Most business houses find education a profitable and safe business to invest where the risk involved is virtually nil. Moreover, in the name of being not for-profit, they get land from state governments at highly subsidised rates. Recall, in 2017, a Supreme Court verdict invalidated engineering degrees awarded via unapproved distance mode to deemed universities and barred them from conducting such courses without clear regulatory approval.

The current order is far-reaching as it questions how private universities acquire land, appoint leadership, handle finances, and whether they have a credible grievance redressal mechanism. The demand for personal accountability – from chief secretaries to the UGC chairperson – signals judicial impatience with the status quo. Besides, private universities, many of which operate under different central laws, are rattled.

Prime Minister Modi has been criticising Macaulay for anglicising the Indian way of thinking, but the spread of quality education happened due to the efforts of the British. Both the Centre and states have not invested adequately to ensure the spread of education to all parts of the country and have allowed private parties to take over the business of education. There is no monitoring of fees being charged, whether seats are reserved for poor and marginalised sections and whether these institutions conform to the guidelines of the authorities, either by the Centre or states.

The larger question is how and why business houses with little or no academic background are permitted to establish educational institutions. Equally important is why educationists, doctors, engineers and other domain experts are neither adequately encouraged nor financially supported to set up universities, medical colleges, engineering institutions and similar centres of learning. The discourse could instead shift towards meaningful public–private collaboration, particularly in technical and medical education.
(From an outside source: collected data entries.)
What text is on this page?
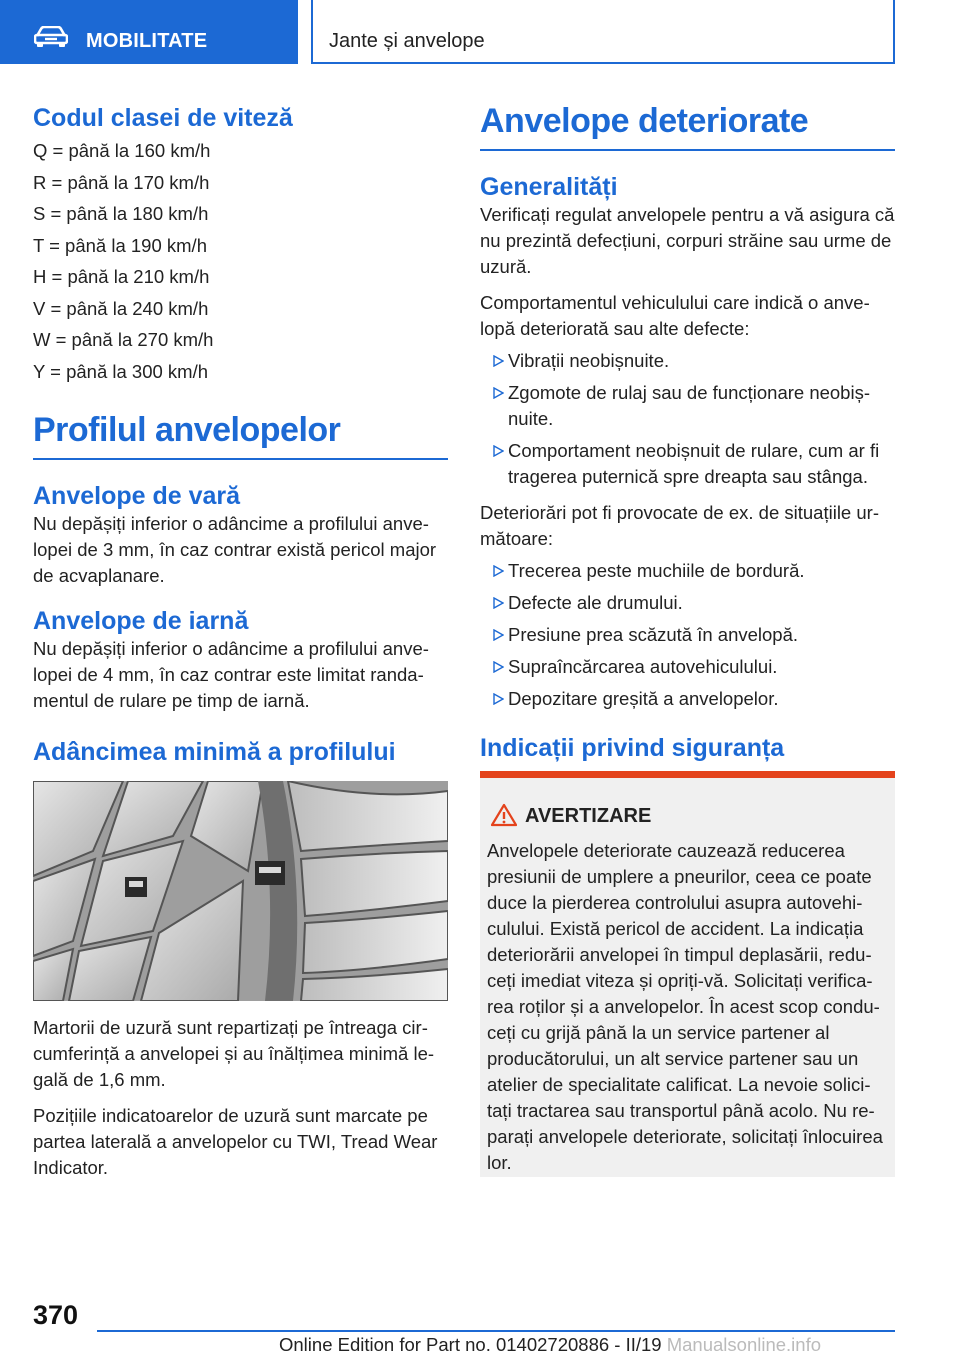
MOBILITATE	Jante și anvelope
Codul clasei de viteză
Q = până la 160 km/h
R = până la 170 km/h
S = până la 180 km/h
T = până la 190 km/h
H = până la 210 km/h
V = până la 240 km/h
W = până la 270 km/h
Y = până la 300 km/h
Profilul anvelopelor
Anvelope de vară

Nu depășiți inferior o adâncime a profilului anvelopei de 3 mm, în caz contrar există pericol major de acvaplanare.

Anvelope de iarnă

Nu depășiți inferior o adâncime a profilului anvelopei de 4 mm, în caz contrar este limitat randamentul de rulare pe timp de iarnă.

Adâncimea minimă a profilului

Martorii de uzură sunt repartizați pe întreaga circumferință a anvelopei și au înălțimea minimă legală de 1,6 mm.

Pozițiile indicatoarelor de uzură sunt marcate pe partea laterală a anvelopelor cu TWI, Tread Wear Indicator.

Anvelope deteriorate
Generalități

Verificați regulat anvelopele pentru a vă asigura că nu prezintă defecțiuni, corpuri străine sau urme de uzură.

Comportamentul vehiculului care indică o anvelopă deteriorată sau alte defecte:

Vibrații neobișnuite.
Zgomote de rulaj sau de funcționare neobișnuite.
Comportament neobișnuit de rulare, cum ar fi tragerea puternică spre dreapta sau stânga.

Deteriorări pot fi provocate de ex. de situațiile următoare:

Trecerea peste muchiile de bordură.
Defecte ale drumului.
Presiune prea scăzută în anvelopă.
Supraîncărcarea autovehiculului.
Depozitare greșită a anvelopelor.
Indicații privind siguranța
AVERTIZARE
Anvelopele deteriorate cauzează reducerea presiunii de umplere a pneurilor, ceea ce poate duce la pierderea controlului asupra autovehiculului. Există pericol de accident. La indicația deteriorării anvelopei în timpul deplasării, reduceți imediat viteza și opriți-vă. Solicitați verificarea roților și a anvelopelor. În acest scop conduceți cu grijă până la un service partener al producătorului, un alt service partener sau un atelier de specialitate calificat. La nevoie solicitați tractarea sau transportul până acolo. Nu reparați anvelopele deteriorate, solicitați înlocuirea lor.
370
Online Edition for Part no. 01402720886 - II/19 Manualsonline.info
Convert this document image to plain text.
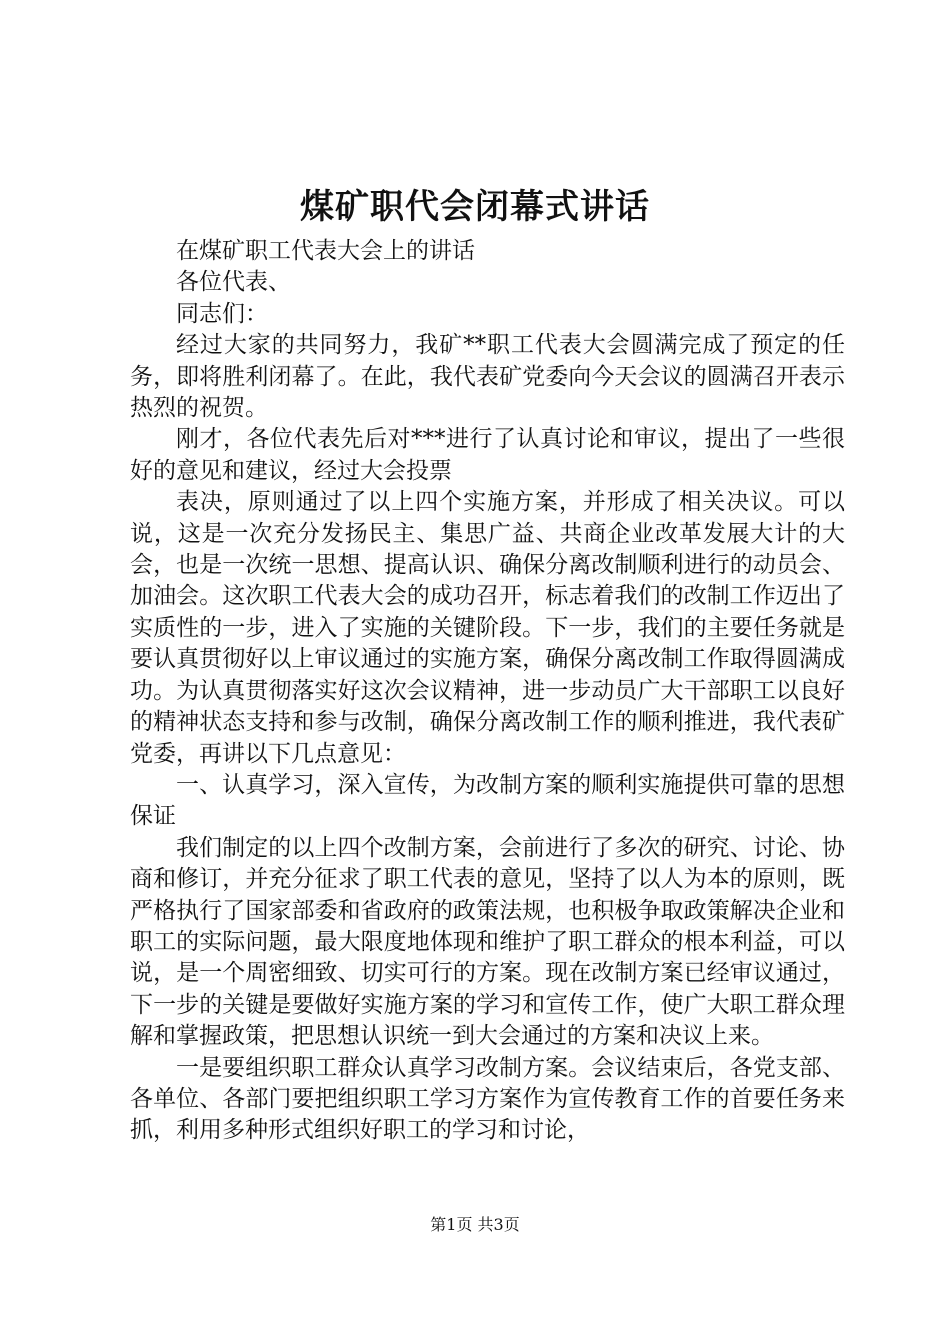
煤矿职代会闭幕式讲话

在煤矿职工代表大会上的讲话

各位代表、

同志们：

经过大家的共同努力，我矿**职工代表大会圆满完成了预定的任务，即将胜利闭幕了。在此，我代表矿党委向今天会议的圆满召开表示热烈的祝贺。

刚才，各位代表先后对***进行了认真讨论和审议，提出了一些很好的意见和建议，经过大会投票

表决，原则通过了以上四个实施方案，并形成了相关决议。可以说，这是一次充分发扬民主、集思广益、共商企业改革发展大计的大会，也是一次统一思想、提高认识、确保分离改制顺利进行的动员会、加油会。这次职工代表大会的成功召开，标志着我们的改制工作迈出了实质性的一步，进入了实施的关键阶段。下一步，我们的主要任务就是要认真贯彻好以上审议通过的实施方案，确保分离改制工作取得圆满成功。为认真贯彻落实好这次会议精神，进一步动员广大干部职工以良好的精神状态支持和参与改制，确保分离改制工作的顺利推进，我代表矿党委，再讲以下几点意见：

一、认真学习，深入宣传，为改制方案的顺利实施提供可靠的思想保证

我们制定的以上四个改制方案，会前进行了多次的研究、讨论、协商和修订，并充分征求了职工代表的意见，坚持了以人为本的原则，既严格执行了国家部委和省政府的政策法规，也积极争取政策解决企业和职工的实际问题，最大限度地体现和维护了职工群众的根本利益，可以说，是一个周密细致、切实可行的方案。现在改制方案已经审议通过，下一步的关键是要做好实施方案的学习和宣传工作，使广大职工群众理解和掌握政策，把思想认识统一到大会通过的方案和决议上来。

一是要组织职工群众认真学习改制方案。会议结束后，各党支部、各单位、各部门要把组织职工学习方案作为宣传教育工作的首要任务来抓，利用多种形式组织好职工的学习和讨论，

第1页 共3页
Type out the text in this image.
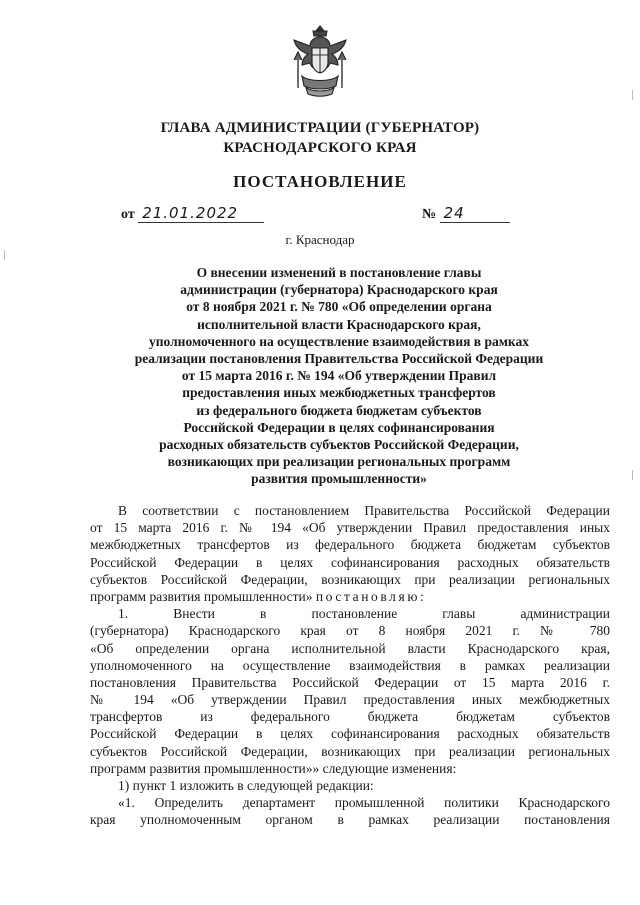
ГЛАВА АДМИНИСТРАЦИИ (ГУБЕРНАТОР)
КРАСНОДАРСКОГО КРАЯ
ПОСТАНОВЛЕНИЕ
от 21.01.2022	№ 24
г. Краснодар
О внесении изменений в постановление главы
администрации (губернатора) Краснодарского края
от 8 ноября 2021 г. № 780 «Об определении органа
исполнительной власти Краснодарского края,
уполномоченного на осуществление взаимодействия в рамках
реализации постановления Правительства Российской Федерации
от 15 марта 2016 г. № 194 «Об утверждении Правил
предоставления иных межбюджетных трансфертов
из федерального бюджета бюджетам субъектов
Российской Федерации в целях софинансирования
расходных обязательств субъектов Российской Федерации,
возникающих при реализации региональных программ
развития промышленности»
В соответствии с постановлением Правительства Российской Федерации
от 15 марта 2016 г. № 194 «Об утверждении Правил предоставления иных
межбюджетных трансфертов из федерального бюджета бюджетам субъектов
Российской Федерации в целях софинансирования расходных обязательств
субъектов Российской Федерации, возникающих при реализации региональных
программ развития промышленности» постановляю:
1. Внести в постановление главы администрации
(губернатора) Краснодарского края от 8 ноября 2021 г. № 780
«Об определении органа исполнительной власти Краснодарского края,
уполномоченного на осуществление взаимодействия в рамках реализации
постановления Правительства Российской Федерации от 15 марта 2016 г.
№ 194 «Об утверждении Правил предоставления иных межбюджетных
трансфертов из федерального бюджета бюджетам субъектов
Российской Федерации в целях софинансирования расходных обязательств
субъектов Российской Федерации, возникающих при реализации региональных
программ развития промышленности»» следующие изменения:
1) пункт 1 изложить в следующей редакции:
«1. Определить департамент промышленной политики Краснодарского
края уполномоченным органом в рамках реализации постановления
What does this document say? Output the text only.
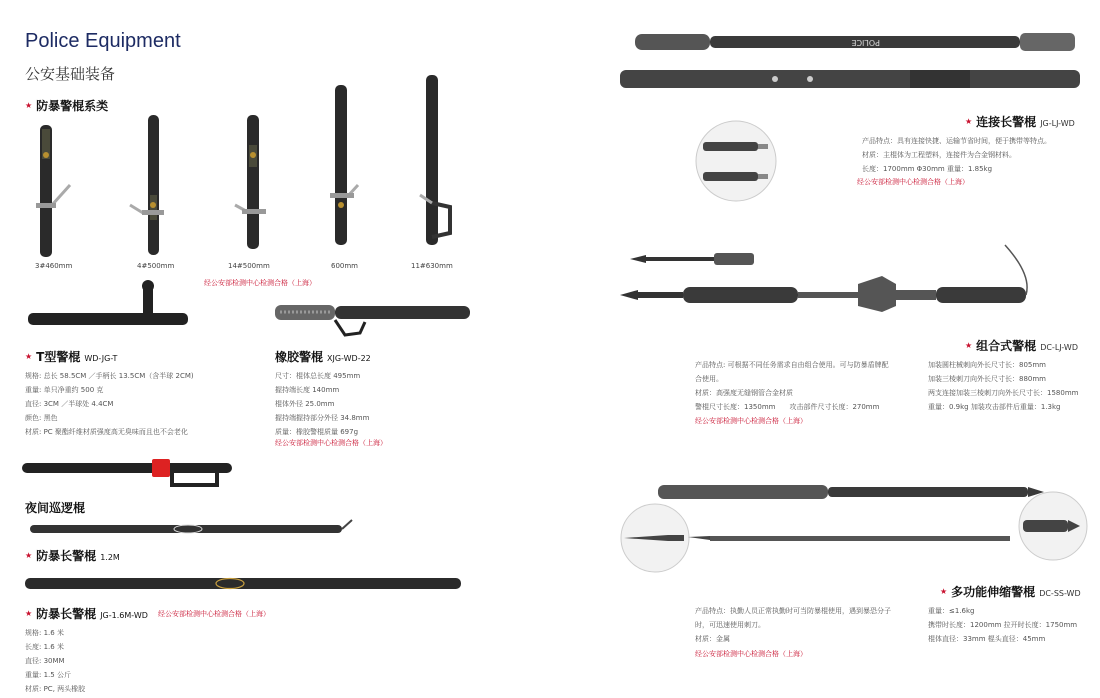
Police Equipment
公安基础装备
★ 防暴警棍系类
3#460mm	4#500mm	14#500mm	600mm	11#630mm
经公安部检测中心检测合格（上海）
★ T型警棍 WD-JG-T
规格: 总长 58.5CM ／手柄长 13.5CM（含半球 2CM)
重量: 单只净重约 500 克
直径: 3CM ／半球处 4.4CM
颜色: 黑色
材质: PC 聚酯纤维材质强度高无臭味而且也不会老化
橡胶警棍 XJG-WD-22
尺寸：棍体总长度 495mm
握持端长度 140mm
棍体外径 25.0mm
握持端握持部分外径 34.8mm
质量：橡胶警棍质量 697g
经公安部检测中心检测合格（上海）
夜间巡逻棍
★ 防暴长警棍 1.2M
★ 防暴长警棍 JG-1.6M-WD 经公安部检测中心检测合格（上海）
规格: 1.6 米
长度: 1.6 米
直径: 30MM
重量: 1.5 公斤
材质: PC, 两头橡胶
POLICE
★ 连接长警棍 JG-LJ-WD
产品特点：具有连接快捷、运输节省时间，便于携带等特点。
材质：主棍体为工程塑料，连接件为合金钢材料。
长度：1700mm Φ30mm 重量：1.85kg
经公安部检测中心检测合格（上海）
★ 组合式警棍 DC-LJ-WD
产品特点: 可根据不同任务需求自由组合使用。可与防暴盾牌配
合使用。
材质：高强度无缝钢管合金材质
警棍尺寸长度：1350mm　　攻击部件尺寸长度：270mm
经公安部检测中心检测合格（上海）
加装圆柱械刺向外长尺寸长：805mm
加装三棱刺刀向外长尺寸长：880mm
两支连接加装三棱刺刀向外长尺寸长：1580mm
重量：0.9kg 加装攻击部件后重量：1.3kg
★ 多功能伸缩警棍 DC-SS-WD
产品特点：执勤人员正常执勤时可当防暴棍使用，遇到暴恐分子
时，可迅速使用刺刀。
材质：金属
经公安部检测中心检测合格（上海）
重量：≤1.6kg
携带时长度：1200mm 拉开时长度：1750mm
棍体直径：33mm 棍头直径：45mm
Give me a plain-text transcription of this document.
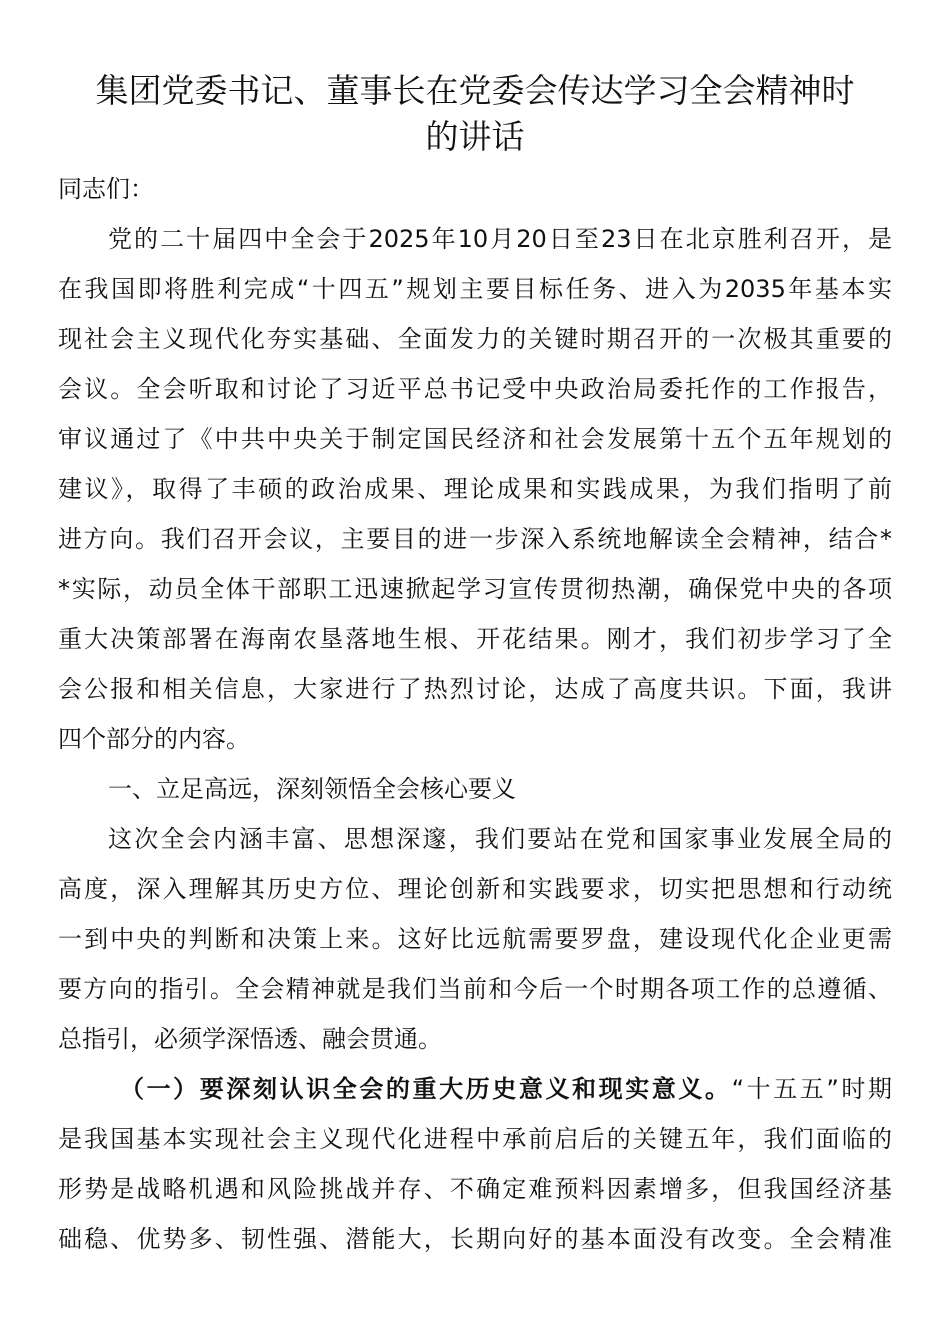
集团党委书记、董事长在党委会传达学习全会精神时
的讲话
同志们：
党的二十届四中全会于2025年10月20日至23日在北京胜利召开，是
在我国即将胜利完成“十四五”规划主要目标任务、进入为2035年基本实
现社会主义现代化夯实基础、全面发力的关键时期召开的一次极其重要的
会议。全会听取和讨论了习近平总书记受中央政治局委托作的工作报告，
审议通过了《中共中央关于制定国民经济和社会发展第十五个五年规划的
建议》，取得了丰硕的政治成果、理论成果和实践成果，为我们指明了前
进方向。我们召开会议，主要目的进一步深入系统地解读全会精神，结合*
*实际，动员全体干部职工迅速掀起学习宣传贯彻热潮，确保党中央的各项
重大决策部署在海南农垦落地生根、开花结果。刚才，我们初步学习了全
会公报和相关信息，大家进行了热烈讨论，达成了高度共识。下面，我讲
四个部分的内容。
一、立足高远，深刻领悟全会核心要义
这次全会内涵丰富、思想深邃，我们要站在党和国家事业发展全局的
高度，深入理解其历史方位、理论创新和实践要求，切实把思想和行动统
一到中央的判断和决策上来。这好比远航需要罗盘，建设现代化企业更需
要方向的指引。全会精神就是我们当前和今后一个时期各项工作的总遵循、
总指引，必须学深悟透、融会贯通。
（一）要深刻认识全会的重大历史意义和现实意义。“十五五”时期
是我国基本实现社会主义现代化进程中承前启后的关键五年，我们面临的
形势是战略机遇和风险挑战并存、不确定难预料因素增多，但我国经济基
础稳、优势多、韧性强、潜能大，长期向好的基本面没有改变。全会精准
At a time when there is an urgent need to upgrade educational standards and ensure transparency and fairness in admissions, the implementation of the Supreme Court’s directions is both necessary and timely—though such intervention ought to have come much earlier. The real test, however, will lie in their execution. It remains to be seen whether state governments will resist institutional and political pressures and place before the Court an honest and comprehensive account of the actual state of affairs, or whether the process will be diluted through manipulation and selective disclosure.